En el pasado, con un sentido trascendente de la existencia, se miraba a la vejez como una etapa de realización plena. Hoy, frivolizados y empobrecidos por la óptica humanista, carentes de sensibilidad espiritual, sumidos en una visión intrascendente de la existencia, la vejez ha pasado a ser la antesala de la nada. Por eso asusta y se pretende conjurar de cualquier forma.

¿No sería más sensato recapacitar acerca del sentido que tiene la existencia y entender al hombre como un ser espiritual y trascendente? En ese rumbo encontraríamos la respuesta a un problema que ninguno puede sentir como ajeno.

Salvador Dellutri

Otras reflexiones sobre la vejez son motivo de reflexiones más  optimistas:
“Que buen pacto y que honrado sería por parte de todos. Si la vejez (la estoy viviendo en mi propia casa), fuese honrada consigo misma y con su soledad, llegaría a dejar de ser soledad, para convertirse en su mejor aliado y amigo. Parece ser que cuando se llega a la vejez, olvidamos que detrás nuestro, hay más vidas que deben seguir, igual que lo hicieron en su día, los que llegan a la vejez (a Dios gracias). Hay muchos que se están quedando en cunetas, en bombardeos y atentados, esos no tendrán oportunidad de saberse queridos, esperados e incluso solos algún día. La soledad creo yo, a veces es nuestra mejor aliada e incluso necesaria, pero para ello supongo, (como hacen García Márquez y tantos otros), habrá que pactar con ella y seguir disfrutando de lo ya vivido y de lo que aún nos ofrece la vida.”
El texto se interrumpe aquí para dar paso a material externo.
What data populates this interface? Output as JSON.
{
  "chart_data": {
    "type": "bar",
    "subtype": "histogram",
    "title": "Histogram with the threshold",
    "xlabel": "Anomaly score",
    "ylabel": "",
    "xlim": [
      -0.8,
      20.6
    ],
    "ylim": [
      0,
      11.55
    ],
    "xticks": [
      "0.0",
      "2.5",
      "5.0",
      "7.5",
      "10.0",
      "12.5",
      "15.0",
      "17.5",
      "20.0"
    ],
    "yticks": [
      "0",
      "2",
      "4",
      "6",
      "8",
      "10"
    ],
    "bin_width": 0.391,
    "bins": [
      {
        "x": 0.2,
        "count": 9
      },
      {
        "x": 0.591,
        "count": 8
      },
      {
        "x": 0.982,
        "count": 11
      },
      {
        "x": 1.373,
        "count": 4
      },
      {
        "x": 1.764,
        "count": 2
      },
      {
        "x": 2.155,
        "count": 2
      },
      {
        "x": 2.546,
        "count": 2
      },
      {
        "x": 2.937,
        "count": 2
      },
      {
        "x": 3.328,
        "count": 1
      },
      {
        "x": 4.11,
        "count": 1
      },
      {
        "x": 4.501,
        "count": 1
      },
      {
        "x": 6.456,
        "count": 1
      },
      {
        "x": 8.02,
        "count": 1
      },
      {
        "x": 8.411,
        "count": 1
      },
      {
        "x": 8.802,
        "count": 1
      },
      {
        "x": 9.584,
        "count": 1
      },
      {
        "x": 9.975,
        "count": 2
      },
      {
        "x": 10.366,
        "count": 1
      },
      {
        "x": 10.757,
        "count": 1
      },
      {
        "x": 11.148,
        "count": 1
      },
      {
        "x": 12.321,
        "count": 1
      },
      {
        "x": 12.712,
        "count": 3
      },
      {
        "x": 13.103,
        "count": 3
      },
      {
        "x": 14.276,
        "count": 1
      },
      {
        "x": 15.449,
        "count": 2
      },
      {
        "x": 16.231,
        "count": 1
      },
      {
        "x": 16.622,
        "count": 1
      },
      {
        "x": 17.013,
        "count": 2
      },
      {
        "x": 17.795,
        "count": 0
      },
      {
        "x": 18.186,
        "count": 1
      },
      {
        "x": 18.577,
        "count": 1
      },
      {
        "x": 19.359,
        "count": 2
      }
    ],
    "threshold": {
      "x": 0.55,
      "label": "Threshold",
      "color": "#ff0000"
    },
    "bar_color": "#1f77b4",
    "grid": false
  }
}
 Gustav Siebenmann propone una variante que no deja de ser inquietante: 

Acerca de la soledad en García Márquez

“Ni siquiera el personaje principal, el coronel Aureliano Buendía, llega a comprender que ‘el secreto de una buena vejez no es otra cosa que un pacto honrado con la soledad’, porque es la voz del autor quien enuncia este comentario, y no el personaje (…) Acaso sea Amaranta quien ante la muerte realiza esa moderación de las expectativas y la templanza hacia sí misma (…) La ya inconmensurable comprensión de lo que es la soledad la lleva con tranquila disposición a aceptar el propio destino  ¿Nos hallamos ante una reminiscencia de Séneca? ¿O se trata acaso de esa sabiduría que sólo llega (y sólo tiene sentido) en la vejez?”

Gustav Siebenmann. “Fabulación sobre lo fabuloso. Acerca de Gabriel García Márquez”, en Ensayos de literatura hispanoamericana, Madrid: Taurus, 1988, p. 287.

Brice Echenique distingue entre dos formas de soledad, la masculina y la femenina, a las que atribuye características específicas:

Universo femenino o de nostalgia

“En la más famosa de las novelas hasta hoy escritas por Gabriel García Márquez, la soledad y la nostalgia son dos temas importantísimos, pero que actúan en forma diferente según se trate de los personajes masculinos o femeninos. En los hombres, la soledad y la nostalgia llegan de improviso con el amor, no así en el caso de las mujeres en que, sobre todo la soledad desempeña un papel mucho más complejo, un elemento constitutivo del juego (…) Los tipos de soledad entre los Buendía constituyen pues un sistema triangular bastante evidente.”

Alfredo Bryce Echenique. «Universo femenino o de nostalgia», en El Mundo, La Esfera, Madrid (18 julio 1992), p. 7.

Que “El secreto de una buena vejez no es otra cosa que un pacto honrado con la soledad” es un pensamiento que me seduce, me alimenta y me acompaña.
Lo que importa, en fin de cuentas, no es la vida, sino la calidad de vida.